Angela Hennessy is an Oakland-based interdisciplinary artist. Her work and research examines the aesthetics of loss, constructions of race, and mythologies of hair, dirt, and beasts. She teaches courses on death, memory, material culture, and contemporary textile practices.
Much of her work is based on the act of unraveling black velvet, a slang term for black women; a material rich in references to luxury, labor, and sensuality. Delicate and destructive manipulations of velvet appear as washes of ink and smudges of charcoal, a spot of mold or a clump of hair. Her objects feel as if they might get up and crawl away. Their ambiguous nature arouses the desire to touch, to understand not by logic, but by tactile experience, from one body to another.
In 2005, she received an MFA from California College
of the Arts where she is Adjunct Professor.

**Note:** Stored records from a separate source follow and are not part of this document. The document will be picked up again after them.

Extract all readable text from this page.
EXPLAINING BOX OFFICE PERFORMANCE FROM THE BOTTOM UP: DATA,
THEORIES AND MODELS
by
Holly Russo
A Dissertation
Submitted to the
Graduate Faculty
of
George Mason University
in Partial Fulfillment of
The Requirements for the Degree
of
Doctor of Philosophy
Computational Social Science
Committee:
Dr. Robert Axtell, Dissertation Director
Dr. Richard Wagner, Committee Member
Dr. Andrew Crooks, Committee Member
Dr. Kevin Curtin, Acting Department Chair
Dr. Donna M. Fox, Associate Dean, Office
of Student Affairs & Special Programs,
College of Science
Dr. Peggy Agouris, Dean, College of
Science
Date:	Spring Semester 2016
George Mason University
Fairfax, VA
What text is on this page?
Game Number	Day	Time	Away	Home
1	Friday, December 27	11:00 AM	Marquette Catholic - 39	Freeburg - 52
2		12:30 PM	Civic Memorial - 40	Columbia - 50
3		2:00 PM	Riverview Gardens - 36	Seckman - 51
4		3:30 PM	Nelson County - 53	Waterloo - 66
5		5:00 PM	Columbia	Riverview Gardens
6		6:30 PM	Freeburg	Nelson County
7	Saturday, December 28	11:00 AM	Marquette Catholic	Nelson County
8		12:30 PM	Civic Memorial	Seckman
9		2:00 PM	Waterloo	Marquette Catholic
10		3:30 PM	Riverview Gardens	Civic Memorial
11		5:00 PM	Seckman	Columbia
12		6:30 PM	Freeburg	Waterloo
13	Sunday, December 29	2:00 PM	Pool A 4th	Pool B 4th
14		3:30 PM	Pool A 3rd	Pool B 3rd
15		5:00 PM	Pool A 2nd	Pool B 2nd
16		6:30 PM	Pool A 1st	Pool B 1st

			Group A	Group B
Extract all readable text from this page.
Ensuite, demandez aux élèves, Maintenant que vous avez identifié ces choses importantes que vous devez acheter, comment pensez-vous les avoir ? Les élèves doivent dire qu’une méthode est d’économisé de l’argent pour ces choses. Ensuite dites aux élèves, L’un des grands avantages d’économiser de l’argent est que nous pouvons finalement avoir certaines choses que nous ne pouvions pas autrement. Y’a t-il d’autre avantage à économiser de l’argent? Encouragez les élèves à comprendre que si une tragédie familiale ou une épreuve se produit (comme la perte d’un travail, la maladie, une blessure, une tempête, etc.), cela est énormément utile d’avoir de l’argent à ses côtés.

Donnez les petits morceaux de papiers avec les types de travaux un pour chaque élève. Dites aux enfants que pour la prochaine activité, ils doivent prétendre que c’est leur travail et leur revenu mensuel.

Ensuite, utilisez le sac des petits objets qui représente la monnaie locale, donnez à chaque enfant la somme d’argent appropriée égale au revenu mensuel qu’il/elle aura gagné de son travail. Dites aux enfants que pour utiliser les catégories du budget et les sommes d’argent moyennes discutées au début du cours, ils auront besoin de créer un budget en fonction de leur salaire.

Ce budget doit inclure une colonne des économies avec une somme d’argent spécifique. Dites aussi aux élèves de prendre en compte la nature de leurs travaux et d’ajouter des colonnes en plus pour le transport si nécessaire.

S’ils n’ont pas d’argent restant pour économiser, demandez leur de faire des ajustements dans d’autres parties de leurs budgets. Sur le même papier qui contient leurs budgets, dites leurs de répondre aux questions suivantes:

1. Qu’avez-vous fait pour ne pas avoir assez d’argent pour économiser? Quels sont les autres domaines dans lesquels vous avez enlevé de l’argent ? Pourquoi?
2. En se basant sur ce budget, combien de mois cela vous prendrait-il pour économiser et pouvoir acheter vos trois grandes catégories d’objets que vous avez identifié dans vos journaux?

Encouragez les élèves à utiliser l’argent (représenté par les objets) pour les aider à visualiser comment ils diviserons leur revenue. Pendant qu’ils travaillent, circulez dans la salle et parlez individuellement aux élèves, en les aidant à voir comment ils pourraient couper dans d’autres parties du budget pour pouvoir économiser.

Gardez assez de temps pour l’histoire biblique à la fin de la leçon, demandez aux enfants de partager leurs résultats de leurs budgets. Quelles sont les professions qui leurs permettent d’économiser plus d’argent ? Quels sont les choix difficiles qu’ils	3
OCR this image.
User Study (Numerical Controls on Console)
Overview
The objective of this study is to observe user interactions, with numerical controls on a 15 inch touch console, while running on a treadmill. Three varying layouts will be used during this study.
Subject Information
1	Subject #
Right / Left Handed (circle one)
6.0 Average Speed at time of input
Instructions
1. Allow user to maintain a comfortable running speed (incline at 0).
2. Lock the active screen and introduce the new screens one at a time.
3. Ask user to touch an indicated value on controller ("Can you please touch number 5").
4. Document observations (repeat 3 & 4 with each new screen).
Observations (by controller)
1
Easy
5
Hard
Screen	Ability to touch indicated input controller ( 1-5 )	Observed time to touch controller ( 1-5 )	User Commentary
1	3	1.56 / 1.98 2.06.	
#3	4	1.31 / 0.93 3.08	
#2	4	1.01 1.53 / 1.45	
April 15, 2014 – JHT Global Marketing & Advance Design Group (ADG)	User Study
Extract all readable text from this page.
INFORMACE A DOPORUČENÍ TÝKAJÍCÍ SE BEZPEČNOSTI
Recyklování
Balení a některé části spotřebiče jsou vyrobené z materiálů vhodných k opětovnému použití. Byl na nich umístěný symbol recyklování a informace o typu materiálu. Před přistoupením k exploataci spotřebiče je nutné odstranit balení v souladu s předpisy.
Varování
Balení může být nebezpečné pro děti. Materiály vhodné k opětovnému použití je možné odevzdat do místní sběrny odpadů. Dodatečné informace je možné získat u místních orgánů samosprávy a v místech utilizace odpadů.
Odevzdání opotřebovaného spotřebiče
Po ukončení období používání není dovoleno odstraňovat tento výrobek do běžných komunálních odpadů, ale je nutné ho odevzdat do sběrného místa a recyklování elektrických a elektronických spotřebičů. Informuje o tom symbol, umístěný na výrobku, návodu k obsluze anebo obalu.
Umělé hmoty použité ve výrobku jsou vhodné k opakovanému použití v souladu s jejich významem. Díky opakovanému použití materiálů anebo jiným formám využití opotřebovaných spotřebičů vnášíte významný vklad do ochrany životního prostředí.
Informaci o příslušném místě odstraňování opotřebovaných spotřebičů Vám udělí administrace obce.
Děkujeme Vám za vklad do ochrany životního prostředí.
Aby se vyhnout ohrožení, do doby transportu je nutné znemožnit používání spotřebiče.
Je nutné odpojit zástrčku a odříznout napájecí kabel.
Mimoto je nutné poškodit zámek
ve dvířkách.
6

She attended the Skowhegan School of Painting and Sculpture in Maine and has exhibited at Exit Art in New York, the Newport Textile Mill in New Hampshire, and San Francisco Bay Area galleries including Ampersand International Arts, Oakland Art Gallery, Southern Exposure, The Richmond Art Center, The Small
Gallery, and The Oakland Museum of California.
Her work is on view at the Bellevue Arts Museum in Washington and was featured last fall in a special issue on dust in Textile: Journal of Cloth and Culture.